On the next largest CRW dataset, 16S.T (with 7350 sequences), six methods completed, two methods (Prank+GT and Muscle) are still running, and no failures occurred. In terms of alignment SP-FN error, MAFFT is best, followed by PartTree, then SATé, and then Opal, but all four methods are fairly close in SP-FN error (roughly 31%-39%). ClustalW and Quicktree have much higher SP-FN error rates (56% and 63%). In terms of tree error, ML(MAFFT) is best (7.29%) followed closely by SATé (7.59%), and then by ML(ClustalW) at 10.21% error. ML(PartTree) and ML(Opal) are next, at 16.73% and 18.62%, respectively. Finally, ML(Quicktree) has the highest error at 34.23%.

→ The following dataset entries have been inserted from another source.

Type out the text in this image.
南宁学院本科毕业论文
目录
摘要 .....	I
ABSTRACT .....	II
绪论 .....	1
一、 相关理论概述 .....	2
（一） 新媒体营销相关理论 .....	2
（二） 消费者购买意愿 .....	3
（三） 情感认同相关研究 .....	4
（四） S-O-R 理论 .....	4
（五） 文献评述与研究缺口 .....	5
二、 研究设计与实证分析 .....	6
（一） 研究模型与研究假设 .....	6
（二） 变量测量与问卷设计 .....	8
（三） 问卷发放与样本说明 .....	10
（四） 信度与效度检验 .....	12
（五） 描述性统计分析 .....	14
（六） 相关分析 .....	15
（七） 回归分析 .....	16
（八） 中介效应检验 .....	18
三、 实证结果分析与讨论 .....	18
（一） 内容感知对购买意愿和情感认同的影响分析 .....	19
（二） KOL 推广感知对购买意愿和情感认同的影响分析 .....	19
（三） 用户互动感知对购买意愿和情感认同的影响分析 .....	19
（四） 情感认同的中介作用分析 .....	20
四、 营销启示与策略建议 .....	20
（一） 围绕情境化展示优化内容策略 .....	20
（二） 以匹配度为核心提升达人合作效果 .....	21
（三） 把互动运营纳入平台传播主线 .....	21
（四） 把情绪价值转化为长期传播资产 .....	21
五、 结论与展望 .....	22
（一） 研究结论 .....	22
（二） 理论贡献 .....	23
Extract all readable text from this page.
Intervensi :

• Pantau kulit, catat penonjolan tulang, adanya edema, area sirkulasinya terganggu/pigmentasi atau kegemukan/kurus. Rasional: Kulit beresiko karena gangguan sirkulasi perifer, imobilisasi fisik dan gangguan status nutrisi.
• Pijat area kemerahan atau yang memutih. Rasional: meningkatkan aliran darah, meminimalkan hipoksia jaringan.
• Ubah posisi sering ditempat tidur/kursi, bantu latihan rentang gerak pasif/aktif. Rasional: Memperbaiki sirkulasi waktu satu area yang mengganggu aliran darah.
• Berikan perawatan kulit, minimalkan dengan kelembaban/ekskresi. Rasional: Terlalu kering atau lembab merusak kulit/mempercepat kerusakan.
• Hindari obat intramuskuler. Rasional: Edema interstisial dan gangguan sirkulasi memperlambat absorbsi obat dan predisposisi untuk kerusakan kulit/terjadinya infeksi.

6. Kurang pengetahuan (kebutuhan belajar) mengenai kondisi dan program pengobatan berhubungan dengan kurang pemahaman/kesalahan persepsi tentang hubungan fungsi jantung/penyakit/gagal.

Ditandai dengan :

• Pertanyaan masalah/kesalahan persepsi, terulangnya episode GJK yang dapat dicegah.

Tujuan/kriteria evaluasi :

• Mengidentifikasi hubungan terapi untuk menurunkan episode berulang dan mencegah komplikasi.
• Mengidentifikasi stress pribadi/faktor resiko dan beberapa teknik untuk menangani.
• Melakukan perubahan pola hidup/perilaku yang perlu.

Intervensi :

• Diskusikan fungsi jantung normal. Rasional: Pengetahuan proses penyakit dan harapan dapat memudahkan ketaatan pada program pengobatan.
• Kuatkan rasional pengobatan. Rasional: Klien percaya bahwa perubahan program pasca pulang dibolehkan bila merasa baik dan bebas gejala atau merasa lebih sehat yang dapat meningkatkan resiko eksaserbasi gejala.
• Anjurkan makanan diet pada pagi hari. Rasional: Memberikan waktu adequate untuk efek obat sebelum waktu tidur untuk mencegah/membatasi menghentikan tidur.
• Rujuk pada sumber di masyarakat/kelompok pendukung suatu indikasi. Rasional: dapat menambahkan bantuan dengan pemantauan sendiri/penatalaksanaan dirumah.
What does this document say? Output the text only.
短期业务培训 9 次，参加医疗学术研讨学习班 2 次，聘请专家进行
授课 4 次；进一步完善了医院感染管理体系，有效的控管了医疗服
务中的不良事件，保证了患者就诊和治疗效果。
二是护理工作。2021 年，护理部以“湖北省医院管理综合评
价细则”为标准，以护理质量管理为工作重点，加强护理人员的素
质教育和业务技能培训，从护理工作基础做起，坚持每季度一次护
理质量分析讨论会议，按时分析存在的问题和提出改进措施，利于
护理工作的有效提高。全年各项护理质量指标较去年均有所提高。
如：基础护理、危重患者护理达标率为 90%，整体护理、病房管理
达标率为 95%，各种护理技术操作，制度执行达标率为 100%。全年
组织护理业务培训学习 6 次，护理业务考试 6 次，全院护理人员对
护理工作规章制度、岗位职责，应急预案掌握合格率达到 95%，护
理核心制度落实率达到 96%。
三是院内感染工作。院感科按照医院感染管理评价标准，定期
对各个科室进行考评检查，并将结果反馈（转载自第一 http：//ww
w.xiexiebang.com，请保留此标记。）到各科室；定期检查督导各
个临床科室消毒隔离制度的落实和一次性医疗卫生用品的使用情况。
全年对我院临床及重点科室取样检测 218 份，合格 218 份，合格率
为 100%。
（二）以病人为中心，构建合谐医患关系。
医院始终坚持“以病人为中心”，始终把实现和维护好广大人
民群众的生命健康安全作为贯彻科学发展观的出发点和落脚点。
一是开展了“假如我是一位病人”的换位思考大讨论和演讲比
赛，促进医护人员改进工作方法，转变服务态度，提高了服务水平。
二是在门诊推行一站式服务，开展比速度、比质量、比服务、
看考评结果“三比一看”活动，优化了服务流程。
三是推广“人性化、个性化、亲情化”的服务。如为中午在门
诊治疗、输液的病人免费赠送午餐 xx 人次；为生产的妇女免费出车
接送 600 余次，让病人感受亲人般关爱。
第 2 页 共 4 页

The largest of these three CRW datasets is the 16S.B.ALL dataset, which contains 27,643 sequences. Only two methods, PartTree and QuickTree, succeeded in producing alignments on the 16S.B.ALL dataset. (Muscle is still running; all other methods have aborted on this dataset.) PartTree's alignment has 41.7% error and QuickTree's alignment has 54.4% error. Maximum likelihood analyses of these two alignments produced trees with high error: 13% for ML(QuickTree) and 32% for ML(PartTree). Running times for Quicktree and PartTree alignment methods were very large--175 and 262 hours, respectively. The maximum likelihood analyses of these alignments took even longer, 1328 and 1254 hours, respectively. The memory requirements for these methods are unknown, but each failed during an individual run with dedicated access to all 32 GB of main memory on one machine and succeeded with dedicated access to all 256 GB of main memory on another machine.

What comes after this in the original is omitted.